Pero Regis sabía más que ellos. El halfling envidiaba a los enanos, que permanecían enterrados en sus largos túneles. Desde el momento en que vio las llamas alzándose por encima de Caer-Konig, había comprendido que su retraso en la ciudad por esperar a su amigo de Bosque Solitario, le había quitado la única oportunidad de escapar.

Ahora observaba impotente y desesperado la masa oscura que avanzaba hacia Bryn Shander.

Las flotas que surcaban los lagos de Maer Dualdon y Aguas Rojizas habían puesto rumbo a sus puertos en cuanto se dieron cuenta de lo que estaba ocurriendo. Allí encontraron a sus familias, por el momento a salvo, excepto los pescadores de Termalaine, que llegaron a una ciudad desierta. Los desolados pescadores no podían hacer otra cosa que volver reticentes al mar esperando que sus semejantes hubieran podido llegar a Bryn Shander o a algún otro refugio, porque desde donde estaban podían ver al flanco norte del ejército de Kessell que atravesaba la llanura en dirección a la ciudad amurallada.

Targos, la segunda ciudad en importancia y la única, salvo Bryn Shander, que podía albergar esperanzas de resistir al menos durante un tiempo el ataque del vasto ejército, extendió una invitación a los barcos de Termalaine para que amarraran en sus muelles. Y los hombres de Termalaine, que habían perdido sus hogares, aceptaron la hospitalidad de sus más acérrimos enemigos del sur. Las disputas que habían mantenido con la gente de Kemp parecían meras tonterías ante el peso del desastre que se había cernido sobre su ciudad.

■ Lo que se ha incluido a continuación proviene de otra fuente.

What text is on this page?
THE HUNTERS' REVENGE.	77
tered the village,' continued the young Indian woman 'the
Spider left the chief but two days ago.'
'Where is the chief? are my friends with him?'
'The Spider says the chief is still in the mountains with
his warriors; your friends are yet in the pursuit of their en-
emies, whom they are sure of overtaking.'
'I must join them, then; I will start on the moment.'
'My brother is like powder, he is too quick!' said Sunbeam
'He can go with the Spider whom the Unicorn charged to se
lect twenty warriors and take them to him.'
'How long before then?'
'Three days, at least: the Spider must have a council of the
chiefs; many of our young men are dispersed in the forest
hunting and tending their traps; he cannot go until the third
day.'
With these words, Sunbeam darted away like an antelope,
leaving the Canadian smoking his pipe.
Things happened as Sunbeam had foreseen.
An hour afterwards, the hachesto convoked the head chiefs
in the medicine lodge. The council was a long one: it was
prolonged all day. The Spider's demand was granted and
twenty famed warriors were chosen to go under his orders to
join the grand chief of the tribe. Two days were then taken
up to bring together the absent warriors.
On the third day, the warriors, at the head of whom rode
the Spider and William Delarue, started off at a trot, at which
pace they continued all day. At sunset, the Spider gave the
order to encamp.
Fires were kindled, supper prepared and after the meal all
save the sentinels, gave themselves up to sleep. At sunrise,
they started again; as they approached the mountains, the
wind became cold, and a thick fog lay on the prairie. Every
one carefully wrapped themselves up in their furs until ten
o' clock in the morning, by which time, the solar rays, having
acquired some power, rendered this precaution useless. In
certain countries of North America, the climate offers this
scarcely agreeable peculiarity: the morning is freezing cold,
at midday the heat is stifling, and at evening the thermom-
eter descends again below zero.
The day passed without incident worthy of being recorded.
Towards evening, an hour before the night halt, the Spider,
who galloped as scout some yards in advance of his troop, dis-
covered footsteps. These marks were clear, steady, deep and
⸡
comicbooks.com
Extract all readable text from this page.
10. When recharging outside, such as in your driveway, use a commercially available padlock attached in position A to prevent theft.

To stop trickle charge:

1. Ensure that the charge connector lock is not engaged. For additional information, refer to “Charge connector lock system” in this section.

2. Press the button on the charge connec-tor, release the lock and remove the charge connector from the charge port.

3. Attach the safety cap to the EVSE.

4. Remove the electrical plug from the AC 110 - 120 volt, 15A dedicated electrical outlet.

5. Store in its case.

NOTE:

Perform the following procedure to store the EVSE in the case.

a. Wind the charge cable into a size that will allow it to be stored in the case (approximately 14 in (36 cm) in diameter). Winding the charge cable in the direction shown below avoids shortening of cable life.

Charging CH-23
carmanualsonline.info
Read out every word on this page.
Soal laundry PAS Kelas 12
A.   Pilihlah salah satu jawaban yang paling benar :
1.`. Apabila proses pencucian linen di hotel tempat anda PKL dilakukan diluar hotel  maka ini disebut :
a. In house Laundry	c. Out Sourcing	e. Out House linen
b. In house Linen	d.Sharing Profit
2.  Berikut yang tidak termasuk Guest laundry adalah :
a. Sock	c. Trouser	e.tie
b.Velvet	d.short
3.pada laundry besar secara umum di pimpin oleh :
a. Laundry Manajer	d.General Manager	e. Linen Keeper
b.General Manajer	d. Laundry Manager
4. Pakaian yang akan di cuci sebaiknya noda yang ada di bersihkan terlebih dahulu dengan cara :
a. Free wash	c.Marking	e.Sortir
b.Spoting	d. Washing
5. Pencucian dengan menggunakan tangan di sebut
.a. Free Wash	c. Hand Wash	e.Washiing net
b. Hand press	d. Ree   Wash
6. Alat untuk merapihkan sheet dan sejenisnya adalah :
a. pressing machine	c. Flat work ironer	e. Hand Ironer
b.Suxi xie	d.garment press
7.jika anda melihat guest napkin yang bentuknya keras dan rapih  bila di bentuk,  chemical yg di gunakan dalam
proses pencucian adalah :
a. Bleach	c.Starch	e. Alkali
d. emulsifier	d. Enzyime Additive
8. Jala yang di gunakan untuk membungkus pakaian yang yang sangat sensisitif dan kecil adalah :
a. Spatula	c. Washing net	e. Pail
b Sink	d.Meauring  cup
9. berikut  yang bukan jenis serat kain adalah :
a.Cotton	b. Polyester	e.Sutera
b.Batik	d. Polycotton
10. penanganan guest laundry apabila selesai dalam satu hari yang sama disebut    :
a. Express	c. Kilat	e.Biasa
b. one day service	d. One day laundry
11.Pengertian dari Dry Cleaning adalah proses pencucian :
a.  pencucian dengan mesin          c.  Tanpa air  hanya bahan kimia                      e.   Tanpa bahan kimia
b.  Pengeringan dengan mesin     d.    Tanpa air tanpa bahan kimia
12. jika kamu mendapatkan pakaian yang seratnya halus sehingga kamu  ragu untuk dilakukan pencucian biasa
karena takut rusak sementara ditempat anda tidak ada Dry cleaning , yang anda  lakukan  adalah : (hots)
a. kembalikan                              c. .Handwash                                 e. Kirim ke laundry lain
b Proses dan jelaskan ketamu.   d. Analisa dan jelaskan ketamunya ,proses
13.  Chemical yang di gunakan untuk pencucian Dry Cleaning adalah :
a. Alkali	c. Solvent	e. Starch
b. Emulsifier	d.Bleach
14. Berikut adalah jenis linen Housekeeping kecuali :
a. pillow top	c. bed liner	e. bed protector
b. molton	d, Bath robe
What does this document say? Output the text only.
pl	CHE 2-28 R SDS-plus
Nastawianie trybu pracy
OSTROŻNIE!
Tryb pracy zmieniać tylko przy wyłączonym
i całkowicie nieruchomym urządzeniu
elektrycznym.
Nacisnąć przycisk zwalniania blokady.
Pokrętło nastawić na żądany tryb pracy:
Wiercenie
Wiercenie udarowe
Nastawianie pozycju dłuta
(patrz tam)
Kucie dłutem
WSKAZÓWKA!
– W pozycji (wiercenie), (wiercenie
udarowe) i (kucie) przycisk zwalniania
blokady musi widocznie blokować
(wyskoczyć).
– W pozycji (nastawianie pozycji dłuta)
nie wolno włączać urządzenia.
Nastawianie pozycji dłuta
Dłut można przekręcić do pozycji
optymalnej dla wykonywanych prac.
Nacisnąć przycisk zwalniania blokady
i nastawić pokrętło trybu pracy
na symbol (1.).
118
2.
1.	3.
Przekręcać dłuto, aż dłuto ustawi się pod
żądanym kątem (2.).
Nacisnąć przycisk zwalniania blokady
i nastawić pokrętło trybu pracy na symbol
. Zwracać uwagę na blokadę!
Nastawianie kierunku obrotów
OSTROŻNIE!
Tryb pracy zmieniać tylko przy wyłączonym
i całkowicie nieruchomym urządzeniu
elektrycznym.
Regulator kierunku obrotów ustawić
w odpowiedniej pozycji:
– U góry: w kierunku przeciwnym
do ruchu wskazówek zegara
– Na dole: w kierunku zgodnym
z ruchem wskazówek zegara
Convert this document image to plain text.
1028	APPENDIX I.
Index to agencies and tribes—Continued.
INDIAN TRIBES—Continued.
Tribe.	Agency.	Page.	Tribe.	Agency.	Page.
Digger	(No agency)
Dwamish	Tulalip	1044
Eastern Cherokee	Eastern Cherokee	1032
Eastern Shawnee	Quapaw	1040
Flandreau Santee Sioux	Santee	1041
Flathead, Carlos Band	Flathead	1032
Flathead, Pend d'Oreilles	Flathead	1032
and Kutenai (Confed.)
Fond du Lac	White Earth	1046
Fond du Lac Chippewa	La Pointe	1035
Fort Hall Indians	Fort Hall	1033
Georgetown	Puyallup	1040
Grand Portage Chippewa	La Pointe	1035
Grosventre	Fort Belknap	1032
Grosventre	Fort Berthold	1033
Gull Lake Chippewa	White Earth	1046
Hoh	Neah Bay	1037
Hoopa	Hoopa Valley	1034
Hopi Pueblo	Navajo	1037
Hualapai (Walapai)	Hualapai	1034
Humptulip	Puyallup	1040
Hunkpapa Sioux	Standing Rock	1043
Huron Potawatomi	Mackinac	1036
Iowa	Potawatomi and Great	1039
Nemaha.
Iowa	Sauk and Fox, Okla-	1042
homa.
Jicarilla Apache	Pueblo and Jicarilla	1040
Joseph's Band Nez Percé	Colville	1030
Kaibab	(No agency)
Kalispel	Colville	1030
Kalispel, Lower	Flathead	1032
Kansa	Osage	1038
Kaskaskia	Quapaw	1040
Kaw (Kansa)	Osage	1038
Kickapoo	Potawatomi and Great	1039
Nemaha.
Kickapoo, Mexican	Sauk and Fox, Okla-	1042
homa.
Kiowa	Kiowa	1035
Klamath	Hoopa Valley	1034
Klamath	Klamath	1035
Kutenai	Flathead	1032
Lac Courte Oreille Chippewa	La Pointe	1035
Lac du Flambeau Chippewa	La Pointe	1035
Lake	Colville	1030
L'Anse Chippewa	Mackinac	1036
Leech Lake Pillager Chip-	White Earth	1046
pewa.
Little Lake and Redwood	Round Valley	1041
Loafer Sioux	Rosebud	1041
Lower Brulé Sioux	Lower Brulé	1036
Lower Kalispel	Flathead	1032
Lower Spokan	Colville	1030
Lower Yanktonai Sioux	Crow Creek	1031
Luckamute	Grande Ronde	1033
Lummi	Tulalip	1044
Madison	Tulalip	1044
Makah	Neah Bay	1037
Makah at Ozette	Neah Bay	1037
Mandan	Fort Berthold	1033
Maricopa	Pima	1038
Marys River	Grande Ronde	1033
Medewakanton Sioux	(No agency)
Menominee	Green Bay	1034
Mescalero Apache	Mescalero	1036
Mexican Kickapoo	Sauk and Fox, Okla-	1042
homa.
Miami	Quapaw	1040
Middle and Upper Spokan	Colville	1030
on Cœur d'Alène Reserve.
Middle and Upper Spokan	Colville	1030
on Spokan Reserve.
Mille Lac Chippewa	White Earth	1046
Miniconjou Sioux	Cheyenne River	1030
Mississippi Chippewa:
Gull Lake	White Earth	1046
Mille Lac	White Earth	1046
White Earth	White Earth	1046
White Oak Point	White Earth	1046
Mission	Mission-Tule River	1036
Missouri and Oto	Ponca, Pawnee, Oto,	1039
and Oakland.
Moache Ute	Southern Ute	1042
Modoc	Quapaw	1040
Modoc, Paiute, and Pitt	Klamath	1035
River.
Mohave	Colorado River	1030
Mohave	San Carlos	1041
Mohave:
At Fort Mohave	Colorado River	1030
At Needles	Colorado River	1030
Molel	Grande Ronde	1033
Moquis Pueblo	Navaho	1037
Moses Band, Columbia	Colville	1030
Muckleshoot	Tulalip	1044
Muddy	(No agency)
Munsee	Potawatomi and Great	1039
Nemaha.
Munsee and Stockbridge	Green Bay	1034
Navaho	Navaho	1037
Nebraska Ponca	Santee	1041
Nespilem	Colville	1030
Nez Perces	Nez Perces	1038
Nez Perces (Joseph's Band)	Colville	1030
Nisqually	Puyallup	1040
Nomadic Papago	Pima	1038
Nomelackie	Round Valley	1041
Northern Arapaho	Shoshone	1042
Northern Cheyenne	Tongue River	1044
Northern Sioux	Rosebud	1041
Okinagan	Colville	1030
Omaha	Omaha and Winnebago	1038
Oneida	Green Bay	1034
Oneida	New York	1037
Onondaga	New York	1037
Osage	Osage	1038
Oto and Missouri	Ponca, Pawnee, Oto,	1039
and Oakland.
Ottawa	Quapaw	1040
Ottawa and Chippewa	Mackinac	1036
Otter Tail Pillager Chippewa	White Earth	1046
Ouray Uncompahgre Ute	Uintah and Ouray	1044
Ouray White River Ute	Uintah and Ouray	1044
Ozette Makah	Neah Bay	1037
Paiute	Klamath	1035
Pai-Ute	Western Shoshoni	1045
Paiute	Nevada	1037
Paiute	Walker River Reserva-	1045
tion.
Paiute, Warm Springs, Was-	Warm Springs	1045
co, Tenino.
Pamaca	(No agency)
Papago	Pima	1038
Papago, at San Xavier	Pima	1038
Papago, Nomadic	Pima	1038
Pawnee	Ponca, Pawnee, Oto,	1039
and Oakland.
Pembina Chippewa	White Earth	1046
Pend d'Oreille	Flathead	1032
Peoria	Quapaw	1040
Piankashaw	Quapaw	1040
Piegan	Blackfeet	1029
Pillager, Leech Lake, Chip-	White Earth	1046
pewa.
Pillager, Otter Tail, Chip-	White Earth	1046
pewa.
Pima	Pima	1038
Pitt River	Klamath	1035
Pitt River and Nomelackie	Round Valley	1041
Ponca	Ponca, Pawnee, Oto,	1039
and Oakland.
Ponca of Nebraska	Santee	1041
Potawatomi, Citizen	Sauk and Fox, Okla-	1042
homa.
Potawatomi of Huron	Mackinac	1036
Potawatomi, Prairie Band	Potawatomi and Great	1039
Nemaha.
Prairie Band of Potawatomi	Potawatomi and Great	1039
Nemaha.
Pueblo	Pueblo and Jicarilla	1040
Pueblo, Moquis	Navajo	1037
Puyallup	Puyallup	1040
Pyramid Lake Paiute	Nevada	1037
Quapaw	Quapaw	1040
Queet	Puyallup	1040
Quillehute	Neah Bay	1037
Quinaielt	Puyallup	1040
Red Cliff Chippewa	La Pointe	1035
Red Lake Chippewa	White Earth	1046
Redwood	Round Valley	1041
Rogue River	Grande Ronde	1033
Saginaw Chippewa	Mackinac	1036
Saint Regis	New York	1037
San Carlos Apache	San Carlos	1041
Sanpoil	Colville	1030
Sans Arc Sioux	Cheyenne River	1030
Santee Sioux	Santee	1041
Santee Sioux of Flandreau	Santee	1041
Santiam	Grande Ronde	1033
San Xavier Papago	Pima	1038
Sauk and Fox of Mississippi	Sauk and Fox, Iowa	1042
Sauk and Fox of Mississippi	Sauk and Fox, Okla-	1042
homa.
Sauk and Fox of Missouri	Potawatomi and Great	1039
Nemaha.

Mientras, en la batalla principal, los generales goblins que conducían el ejército de Kessell estaban convencidos de poder vencer a Bryn Shander antes de la llegada de la noche. Obedecían al pie de la letra el plan, con lo que el grueso del ejército se alejó de Bryn Shander para situarse en el camino que unía la ciudad principal con Targos, con el fin de atajar cualquier posibilidad de que las dos poderosas ciudades unieran sus fuerzas.

Varias tribus de goblins se habían separado del grupo principal y se encaminaban a Termalaine con la intención de saquear su tercera ciudad de aquel día, pero, al encontrarse con la ciudad desierta, se abstuvieron de incendiar los edificios. Ahora, parte del ejército de Kessell se dedicaba a preparar el campamento donde permanecerían a la espera de que el asedio diera resultado.

Como si de dos grandes brazos se tratara, miles de monstruos se separaron del grupo principal en dirección al sur. Era tan grande el ejército de Kessell que ocupaba todo el camino entre Bryn Shander y Termalaine y todavía le quedaba gente para rodear la ciudad amurallada con una gruesa fila de tropas.

Todo había sucedido con tanta rapidez que, cuando los goblins detuvieron su frenético avance, el cambio pareció todavía más dramático. Tras unos minutos en que todo el mundo contuvo la respiración, Regis percibió que la tensión empezaba a crecer de nuevo.

—¿Por qué no nos arrasan de una vez? —preguntó a los dos portavoces que permanecían a su lado.

Cassius y Glensather, más conocedores de las estrategias de guerra, comprendieron al instante lo que sucedía.

—No tienen prisa, querido amigo —le explicó Cassius—. El tiempo juega a su favor.

Entonces Regis comprendió. Durante los muchos años que había vivido en las pobladas ciudades del sur había oído contar historias muy vívidas que describían los horrores de un asedio.

La imagen del saludo final de Agorwal acudió entonces a su mente y recordó la expresión alegre que lucía el rostro del portavoz y su disponibilidad para morir como un héroe. Regis no sentía el más mínimo deseo de morir, fuera como fuera, pero tenía una ligera idea de lo que les esperaba, a él y a la acorralada gente de Bryn Shander.

Y, por un momento, sintió envidia de Agorwal.